LAWLER V. WALKER, 55 U. S. 149 (1852)

55 U. S. 149

U.S. Supreme Court

Lawler v. Walker, 55 U.S. 14 How. 149 149 (1852)

Lawler v. Walker

55 U.S. (14 How.) 149

Syllabus

Where the supreme court of a state certified that there was "drawn in question the validity of statutes of the State of Ohio," &c., without naming the statutes, this was not enough to give jurisdiction to this Court, under the 25th section of the Judiciary Act.

Nor, in this case, would the Court have had jurisdiction if the statutes had been named, because --

In 1816, the Legislature of Ohio passed an "act to prohibit the issuing and circulation of unauthorized bank paper," and in 1839 an act amendatory thereof, and the question was whether or not a canal company, incorporated in 1837, was subject to these acts. In deciding that it was, the Supreme Court of Ohio only gave a construction to an act of Ohio which neither of itself nor by its application involved in any way a repugnancy to the Constitution of the United States by impairing the obligation of a contract.

The case of Commercial Bank of Cincinnati v. Buckingham's Executors, 5 How. 317, examined and sustained.

As the case was decided upon the point of jurisdiction, it will be necessary to state only so much of it as to show what the question was which came before this Court. See 18 Ohio 151.

James H. Walker and John Walker, partners in trade under the name of J. H. and J. Walker, brought a writ against the plaintiffs in error in the Hamilton Court of Common Pleas in Ohio. The action was brought to recover $2,000 from the plaintiffs in error, as directors, stockholders or otherwise interested in an association known as the Cincinnati & Whitewater Canal Company. The evidence upon the trial was that the plaintiffs had become the holders of a large amount of such notes as the following:

"No. 18667 D"

" 1 1"

"The Cincinnati & Whitewater Canal Co. promise to pay one dollar to R. McCurdy, or order, twelve months after date, for value received, at their office, Cincinnati, 9 Nov. 1840."

"SAM. E. FOOTE, Sec'y J. BONSALL Pres't"

"No. 1. Indorsed ''R. McCurdy'"

The court charged the jury as follows:

"That if the paper was issued under the directions or orders of the defendants and intended to circulate as currency, they would be liable in this action whether issued for the individual benefit of the defendants or for the benefit of the Cincinnati

Page 55 U. S. 150

& Whitewater Canal Company; that if the company had issued notes not intended to circulate as a currency, as bank paper generally does, in the ordinary form, but merely to pay off their creditors, the defendants would not be liable; that if the defendants, in issuing said notes, acted merely as directors of the Cincinnati & Whitewater Canal Company, and within the limits of their corporate powers, they would not be personally liable; but that said charter of said company did not authorize the issuing of notes designed or calculated to circulate as money, and therefore would not protect the defendants if the jury should be satisfied that they issued such notes; that although, in ordinary cases where notes are made payable to order, it may be necessary for a plaintiff to prove the endorsement, yet if the jury find in this case that these notes were issued and intended to circulate as a currency, it is not necessary to prove the handwriting of the endorser, and the mere fact of the plaintiffs having the notes in their possession is prima facie evidence of ownership."

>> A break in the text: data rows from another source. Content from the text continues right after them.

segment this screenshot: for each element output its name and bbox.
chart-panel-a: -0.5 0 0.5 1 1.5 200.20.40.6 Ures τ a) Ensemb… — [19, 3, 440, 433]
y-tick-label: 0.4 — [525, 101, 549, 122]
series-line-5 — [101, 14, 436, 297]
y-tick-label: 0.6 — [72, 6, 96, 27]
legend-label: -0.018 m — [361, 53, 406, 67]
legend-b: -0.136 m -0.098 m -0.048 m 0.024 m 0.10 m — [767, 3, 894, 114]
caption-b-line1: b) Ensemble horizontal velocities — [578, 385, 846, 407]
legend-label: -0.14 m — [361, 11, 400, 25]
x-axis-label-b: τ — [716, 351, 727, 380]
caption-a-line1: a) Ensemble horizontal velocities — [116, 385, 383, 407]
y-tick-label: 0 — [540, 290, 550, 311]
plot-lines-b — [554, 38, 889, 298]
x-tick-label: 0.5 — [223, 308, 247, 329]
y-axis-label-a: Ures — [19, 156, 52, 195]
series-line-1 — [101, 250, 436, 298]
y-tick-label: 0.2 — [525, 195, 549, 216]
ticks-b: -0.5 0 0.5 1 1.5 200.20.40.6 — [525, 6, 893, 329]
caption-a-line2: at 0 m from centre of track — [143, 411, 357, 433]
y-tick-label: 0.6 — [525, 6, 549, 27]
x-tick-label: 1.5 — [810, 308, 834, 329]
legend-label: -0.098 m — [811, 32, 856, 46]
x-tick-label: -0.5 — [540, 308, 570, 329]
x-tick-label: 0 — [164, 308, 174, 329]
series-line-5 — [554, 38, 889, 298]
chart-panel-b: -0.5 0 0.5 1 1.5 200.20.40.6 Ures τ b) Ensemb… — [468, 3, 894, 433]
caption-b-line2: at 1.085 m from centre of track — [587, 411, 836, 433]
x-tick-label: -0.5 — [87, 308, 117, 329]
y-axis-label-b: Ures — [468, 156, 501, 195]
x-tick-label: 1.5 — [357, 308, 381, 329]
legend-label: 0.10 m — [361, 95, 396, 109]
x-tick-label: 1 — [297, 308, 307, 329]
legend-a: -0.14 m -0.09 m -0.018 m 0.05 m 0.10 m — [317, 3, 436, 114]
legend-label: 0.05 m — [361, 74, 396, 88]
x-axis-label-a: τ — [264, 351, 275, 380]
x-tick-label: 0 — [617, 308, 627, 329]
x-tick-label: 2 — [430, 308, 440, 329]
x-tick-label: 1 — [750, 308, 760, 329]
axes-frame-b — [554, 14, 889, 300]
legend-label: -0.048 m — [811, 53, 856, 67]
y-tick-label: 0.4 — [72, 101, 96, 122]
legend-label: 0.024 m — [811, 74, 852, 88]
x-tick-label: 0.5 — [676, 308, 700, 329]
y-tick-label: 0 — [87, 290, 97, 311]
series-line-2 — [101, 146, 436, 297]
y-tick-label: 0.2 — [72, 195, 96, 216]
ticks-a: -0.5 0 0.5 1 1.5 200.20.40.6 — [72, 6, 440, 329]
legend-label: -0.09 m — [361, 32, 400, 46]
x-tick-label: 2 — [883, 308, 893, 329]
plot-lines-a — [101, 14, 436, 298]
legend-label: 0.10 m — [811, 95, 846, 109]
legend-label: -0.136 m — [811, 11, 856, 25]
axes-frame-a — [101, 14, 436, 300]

The jury found a verdict for the plaintiffs for $3,452.10.

The Supreme Court of Ohio affirmed the judgment of the Court of Hamilton County and gave the following certificate:

"In this cause, the judgment of the Court of Common Pleas having been affirmed, it is now certified that this is the highest court of law in the State of Ohio in which a decision of this suit could be had, and that there is drawn in question the validity of statutes of the State of Ohio in which it is claimed by plaintiffs in error those statutes are in violation of the Constitution of the United States, and which statutes have been held valid and binding by this court notwithstanding such objections. And this certificate is ordered to be made part of the record."